Beyond Delaney's exploits at the charity stripe, it has to be noted that the rest of the Hokies made 23 additional visits to the foul line. All told, Tech attempted 46 free throws and hit 38 of them; the home team needed that production, because the Hokies hit only 31 percent of their field goal attempts (15 of 49). Without free throws, Tech wouldn't have won this game. Clemson enjoyed plus-seven advantages in blocked shots (11 to 4) and offensive rebounds (17 to 10) while also dishing out 15 assists to just five for the Hokies. Yet, because Malcolm Delaney and friends were able to make such a regular procession to the foul line, they walked away with an 11-point win... and that's despite their woeful field goal shooting.

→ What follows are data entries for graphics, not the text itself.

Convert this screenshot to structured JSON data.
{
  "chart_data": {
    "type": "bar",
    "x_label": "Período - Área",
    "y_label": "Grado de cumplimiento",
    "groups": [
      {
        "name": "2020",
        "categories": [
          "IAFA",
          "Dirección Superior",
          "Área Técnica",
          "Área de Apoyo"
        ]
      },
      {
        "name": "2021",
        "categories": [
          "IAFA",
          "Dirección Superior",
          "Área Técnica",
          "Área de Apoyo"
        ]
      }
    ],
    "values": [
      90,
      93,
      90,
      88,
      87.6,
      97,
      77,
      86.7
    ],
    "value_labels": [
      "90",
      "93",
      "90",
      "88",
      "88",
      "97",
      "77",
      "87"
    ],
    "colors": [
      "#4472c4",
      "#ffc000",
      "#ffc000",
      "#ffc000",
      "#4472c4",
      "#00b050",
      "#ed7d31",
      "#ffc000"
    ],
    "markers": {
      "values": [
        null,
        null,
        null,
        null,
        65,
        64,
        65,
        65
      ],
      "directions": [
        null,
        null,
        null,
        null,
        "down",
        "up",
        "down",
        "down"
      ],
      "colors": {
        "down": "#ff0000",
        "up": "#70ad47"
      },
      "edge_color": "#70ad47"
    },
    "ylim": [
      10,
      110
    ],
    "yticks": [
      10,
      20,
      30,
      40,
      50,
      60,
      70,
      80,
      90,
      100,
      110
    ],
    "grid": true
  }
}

Two extra details serve to place this game in a proper context. First, Tech shot 40 of its 46 foul shots in in the first 36 and a half minutes, meaning that the Hokies attempted only six free throws in the final 3:30 of regulation. This was not an instance in which a prolonged endgame phase fattened up Tech's free throw stats. Clemson committed fouls when this game was still competitive, and when "normal" basketball situations applied. That shows how impressive Delaney was in getting to the line, but it also revealed the extent of the Tigers' mental frailty. It's weird to say that a team played unintelligent defense on a day when it conceded just 31 percent shooting from its opponent, but that statement does indeed apply to the Tigers, who kept surrendering shooting foul after shooting foul.

The second stat which really stands out on the free throw issue - and it's connected to the first one - is that Clemson committed only six more fouls than Tech (30-24). The Hokies might have attempted 25 more foul shots than the Tigers (46 to 21), but since the foul margin was only six, it's clear that the officiating wasn't terrifically lopsided... not, at least, in terms of aggregate fouls on both sides. Tech's fouls were more situationally appropriate, while Clemson kept handing its opponent a ticket to the standstill shot 15 feet from the rim, the shot that no big man or rangy power forward can block.

Intelligence is usually thought of as something that needs to emerge on offense. On this afternoon, it was a lack of intelligent defense which sank Clemson and allowed Virginia Tech to score a second ACC win in the span of three days.